In popular culture, the history of mental healthcare is a dismal affair, filled with dark cells, chains, and torture. Psychiatrists are often evil geniuses or mad scientists, and mental hospitals are castles of despair, best escaped from as soon as possible. The most famous asylum films, One Flew Over the Cuckoo’s Nest and The Snake Pit, feature horrifying scenes of psychiatric abuse.
The real story of the past is, as one might guess, far more complex. Heroic efforts to alleviate the distress of sufferers of acute mental illness elbow side by side with frightening exploitation and spectacularly misguided treatments. In order to parse the good from the bad, the noble from the cruel, we must pay closer attention to the reality of the past, rather than settle for simple, satisfying, but ultimately incomplete, stories of “good” versus “evil.”
A case in point is the story of Benjamin Rush. Once considered the “father of American psychiatry,” Rush’s star has waned in recent years, as people have become more aware of some of his more troubling ideas.
Benjamin Rush was born in Philadelphia in 1745. After graduating from the College of New Jersey (now Princeton), he pursued the field of medicine and became the first Professor of Chemistry at the College of Philadelphia. He became a popular local doctor. Then the events of the Revolution swept the colonies.
Rush got involved in the Patriots’ cause. He signed the Declaration of Independence, composed the first major treatise on military medicine (and later the first well-known American medical text), directed medical efforts for the Continental Army, and pushed Tom Paine to write his epochal pamphlet Common Sense.
After the war, Rush dedicated himself to various causes, including battling the vicious Yellow Fever Epidemic of 1793, promoting abolition, supporting women’s education, and helping to fund the first Black churches in Philadelphia.
He also became keenly interested in the care of the mentally ill. At the time, “mad” people were confined to cellars and basements, chained up and poorly fed and clothed. At the Pennsylvania Hospital, the insane were sequestered in filthy straw-covered basement cells. It was believed that they did not feel chills, and so their rooms went unheated.
Rush believed that treatment was possible. He successfully got the hospital to add a wing that provided sufferers of acute mental illness with rooms with windows, better clothing and bedding, and much more personal attention. He then went on to promote the treatment of alcohol addiction, and wrote one of the first scholarly treatments of mental illness.
But history is messy. This celebratory account is not the whole Benjamin Rush story. He heavily promoted bleeding as a cure for almost everything, a method that likely worsened or shortened many lives. And when other doctors opposed his treatment, he accused them of every malfeasance under the sun.
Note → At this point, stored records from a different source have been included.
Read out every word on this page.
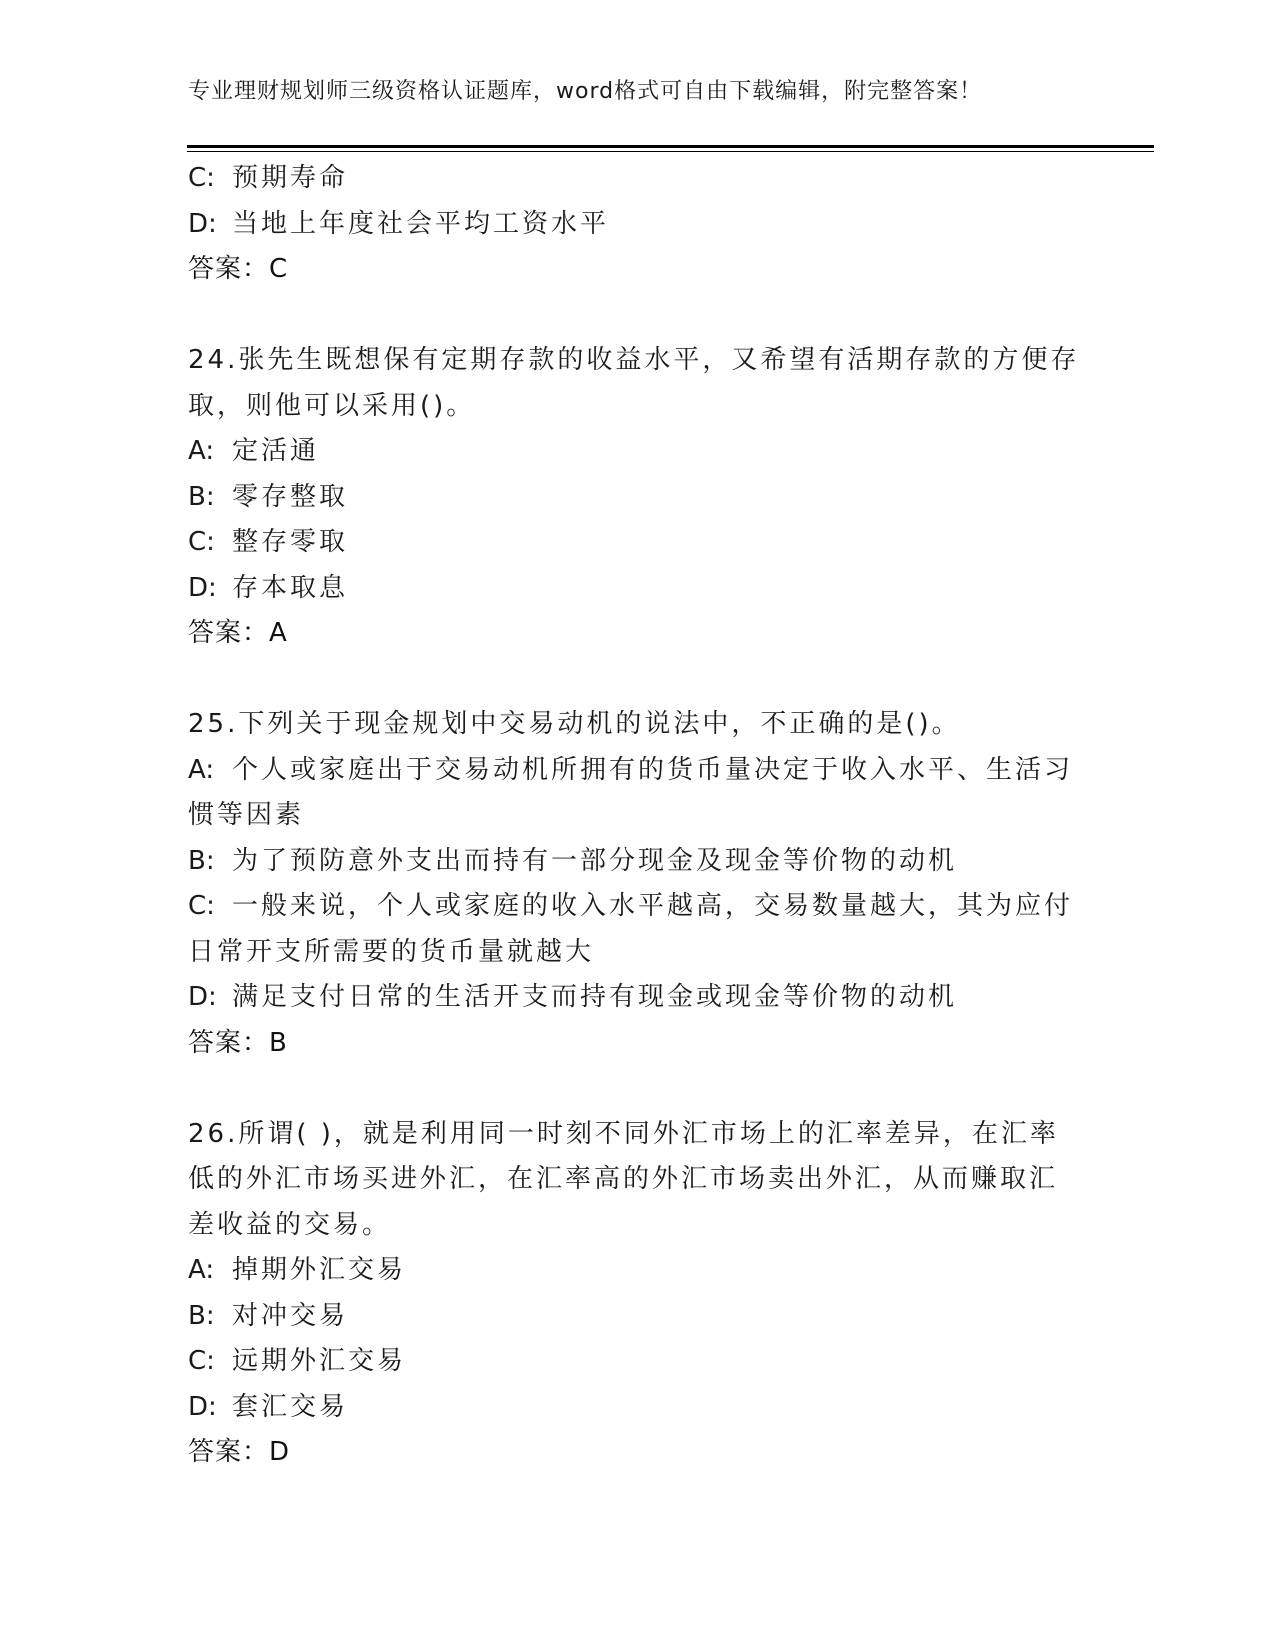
专业理财规划师三级资格认证题库，word格式可自由下载编辑，附完整答案！
C: 预期寿命
D: 当地上年度社会平均工资水平
答案：C
24.张先生既想保有定期存款的收益水平，又希望有活期存款的方便存
取，则他可以采用()。
A: 定活通
B: 零存整取
C: 整存零取
D: 存本取息
答案：A
25.下列关于现金规划中交易动机的说法中，不正确的是()。
A: 个人或家庭出于交易动机所拥有的货币量决定于收入水平、生活习
惯等因素
B: 为了预防意外支出而持有一部分现金及现金等价物的动机
C: 一般来说，个人或家庭的收入水平越高，交易数量越大，其为应付
日常开支所需要的货币量就越大
D: 满足支付日常的生活开支而持有现金或现金等价物的动机
答案：B
26.所谓( )，就是利用同一时刻不同外汇市场上的汇率差异，在汇率
低的外汇市场买进外汇，在汇率高的外汇市场卖出外汇，从而赚取汇
差收益的交易。
A: 掉期外汇交易
B: 对冲交易
C: 远期外汇交易
D: 套汇交易
答案：D
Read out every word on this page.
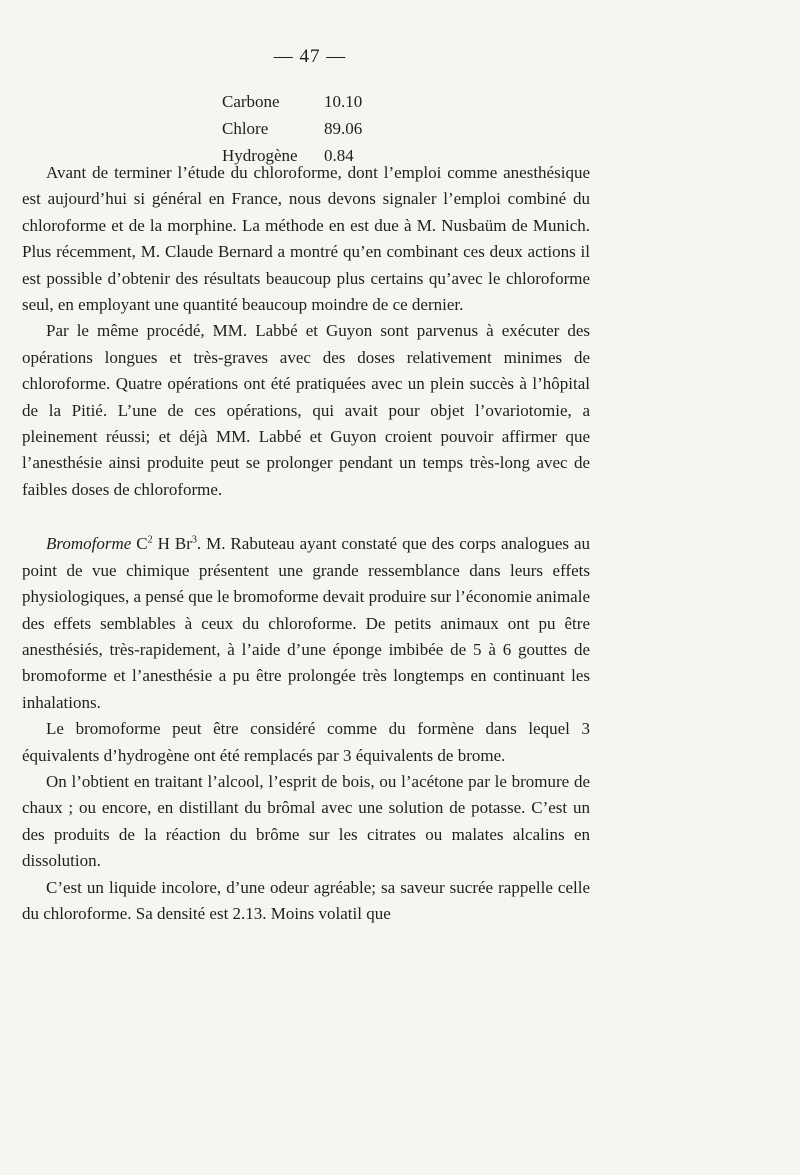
— 47 —
Carbone	10.10
Chlore	89.06
Hydrogène	0.84

Avant de terminer l’étude du chloroforme, dont l’emploi comme anesthésique est aujourd’hui si général en France, nous devons signaler l’emploi combiné du chloroforme et de la morphine. La méthode en est due à M. Nusbaüm de Munich. Plus récemment, M. Claude Bernard a montré qu’en combinant ces deux actions il est possible d’obtenir des résultats beaucoup plus certains qu’avec le chloroforme seul, en employant une quantité beaucoup moindre de ce dernier.

Par le même procédé, MM. Labbé et Guyon sont parvenus à exécuter des opérations longues et très-graves avec des doses relativement minimes de chloroforme. Quatre opérations ont été pratiquées avec un plein succès à l’hôpital de la Pitié. L’une de ces opérations, qui avait pour objet l’ovariotomie, a pleinement réussi; et déjà MM. Labbé et Guyon croient pouvoir affirmer que l’anesthésie ainsi produite peut se prolonger pendant un temps très-long avec de faibles doses de chloroforme.

Bromoforme $C^2$ H Br$^3$. M. Rabuteau ayant constaté que des corps analogues au point de vue chimique présentent une grande ressemblance dans leurs effets physiologiques, a pensé que le bromoforme devait produire sur l’économie animale des effets semblables à ceux du chloroforme. De petits animaux ont pu être anesthésiés, très-rapidement, à l’aide d’une éponge imbibée de 5 à 6 gouttes de bromoforme et l’anesthésie a pu être prolongée très longtemps en continuant les inhalations.

Le bromoforme peut être considéré comme du formène dans lequel 3 équivalents d’hydrogène ont été remplacés par 3 équivalents de brome.

On l’obtient en traitant l’alcool, l’esprit de bois, ou l’acétone par le bromure de chaux ; ou encore, en distillant du brômal avec une solution de potasse. C’est un des produits de la réaction du brôme sur les citrates ou malates alcalins en dissolution.

C’est un liquide incolore, d’une odeur agréable; sa saveur sucrée rappelle celle du chloroforme. Sa densité est 2.13. Moins volatil que
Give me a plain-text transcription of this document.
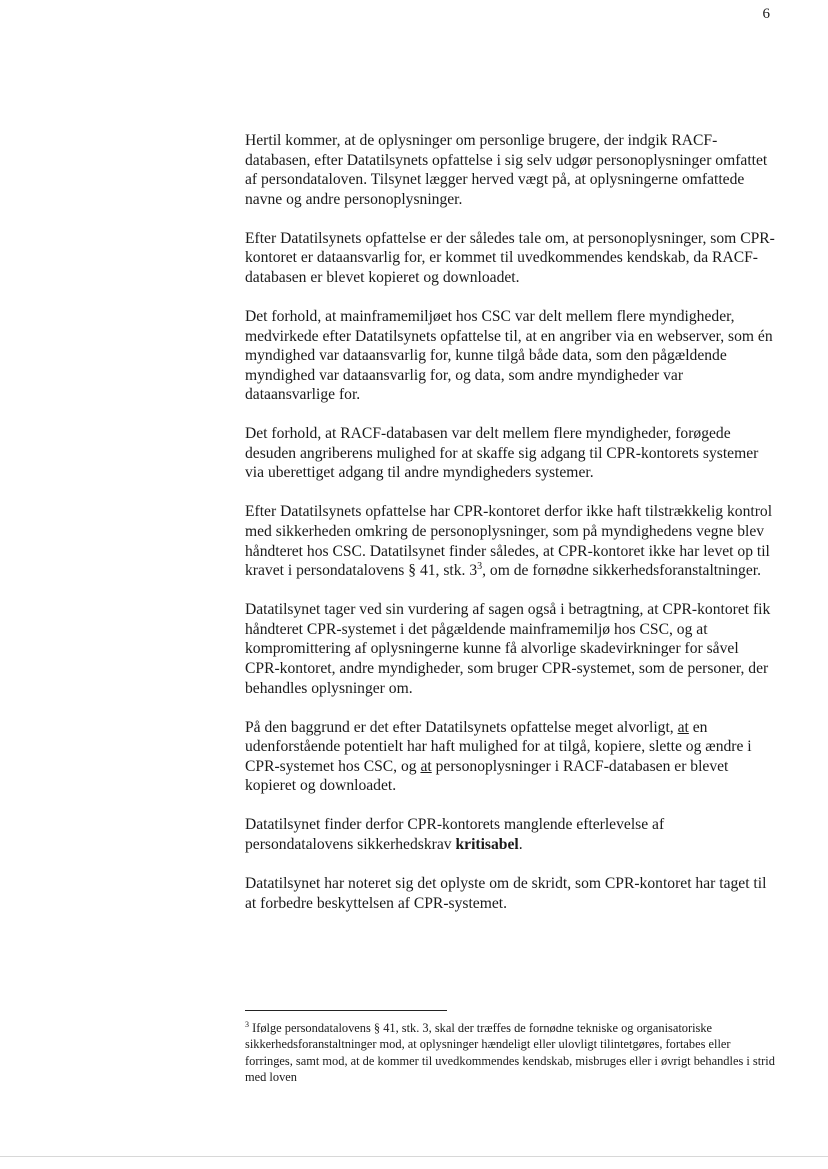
6

Hertil kommer, at de oplysninger om personlige brugere, der indgik RACF-databasen, efter Datatilsynets opfattelse i sig selv udgør personoplysninger omfattet af persondataloven. Tilsynet lægger herved vægt på, at oplysningerne omfattede navne og andre personoplysninger.

Efter Datatilsynets opfattelse er der således tale om, at personoplysninger, som CPR-kontoret er dataansvarlig for, er kommet til uvedkommendes kendskab, da RACF-databasen er blevet kopieret og downloadet.

Det forhold, at mainframemiljøet hos CSC var delt mellem flere myndigheder, medvirkede efter Datatilsynets opfattelse til, at en angriber via en webserver, som én myndighed var dataansvarlig for, kunne tilgå både data, som den pågældende myndighed var dataansvarlig for, og data, som andre myndigheder var dataansvarlige for.

Det forhold, at RACF-databasen var delt mellem flere myndigheder, forøgede desuden angriberens mulighed for at skaffe sig adgang til CPR-kontorets systemer via uberettiget adgang til andre myndigheders systemer.

Efter Datatilsynets opfattelse har CPR-kontoret derfor ikke haft tilstrækkelig kontrol med sikkerheden omkring de personoplysninger, som på myndighedens vegne blev håndteret hos CSC. Datatilsynet finder således, at CPR-kontoret ikke har levet op til kravet i persondatalovens § 41, stk. $3^3$, om de fornødne sikkerhedsforanstaltninger.

Datatilsynet tager ved sin vurdering af sagen også i betragtning, at CPR-kontoret fik håndteret CPR-systemet i det pågældende mainframemiljø hos CSC, og at kompromittering af oplysningerne kunne få alvorlige skadevirkninger for såvel CPR-kontoret, andre myndigheder, som bruger CPR-systemet, som de personer, der behandles oplysninger om.

På den baggrund er det efter Datatilsynets opfattelse meget alvorligt, at en udenforstående potentielt har haft mulighed for at tilgå, kopiere, slette og ændre i CPR-systemet hos CSC, og at personoplysninger i RACF-databasen er blevet kopieret og downloadet.

Datatilsynet finder derfor CPR-kontorets manglende efterlevelse af persondatalovens sikkerhedskrav kritisabel.

Datatilsynet har noteret sig det oplyste om de skridt, som CPR-kontoret har taget til at forbedre beskyttelsen af CPR-systemet.

$^3$ Ifølge persondatalovens § 41, stk. 3, skal der træffes de fornødne tekniske og organisatoriske sikkerhedsforanstaltninger mod, at oplysninger hændeligt eller ulovligt tilintetgøres, fortabes eller forringes, samt mod, at de kommer til uvedkommendes kendskab, misbruges eller i øvrigt behandles i strid med loven
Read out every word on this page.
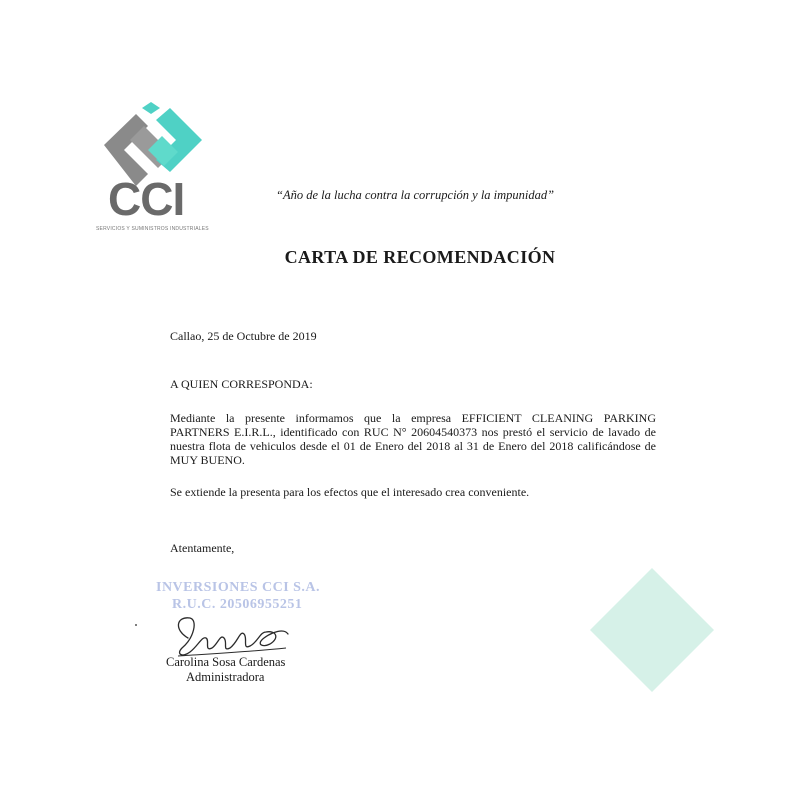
CCI
SERVICIOS Y SUMINISTROS INDUSTRIALES
“Año de la lucha contra la corrupción y la impunidad”
CARTA DE RECOMENDACIÓN
Callao, 25 de Octubre de 2019
A QUIEN CORRESPONDA:
Mediante la presente informamos que la empresa EFFICIENT CLEANING PARKING
PARTNERS E.I.R.L., identificado con RUC N° 20604540373 nos prestó el servicio de lavado de
nuestra flota de vehiculos desde el 01 de Enero del 2018 al 31 de Enero del 2018 calificándose de
MUY BUENO.
Se extiende la presenta para los efectos que el interesado crea conveniente.
Atentamente,
INVERSIONES CCI S.A.
R.U.C. 20506955251
Carolina Sosa Cardenas
Administradora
His idea for a “Tranquilizer” chair, in which a person is strapped into a chair with a box on their head, does not look great (though at the time he promoted it as safer than the straitjackets currently in use).
Rush also owned an enslaved man, William Grubber, despite his personal abolitionism, for many years. Worse still, he authored a supremely troubling, racist theory about African Americans. Due to this, Rush’s image was removed from the APA’s logo in 2015.
Reckoning with the past is not the same thing as condemning it. It means looking at history in all its complexity and not glossing over the parts that might be disturbing to us. Reckoning means not just seeing things in historical context, but also examining the debates that raged on in the past, and examining what alternatives were available to historical figures. It is insufficient to apologize for flawed actions as just being just “part of the culture,” especially when there were numerous opposing ideas in existence.
The history of mental healthcare is replete with positive steps as well as downright harmful treatments and bad ideas. But there was plenty of progress made, such as efforts to abolish stigma, treat sufferers humanely, and promote mental wellness, dating back to the very beginning. It is not a simple or straightforward story. It is not easy. It is not neat. And this is why we need to look closely and honestly at our past treatment of sufferers of mental illness, in all of its varied dimensions.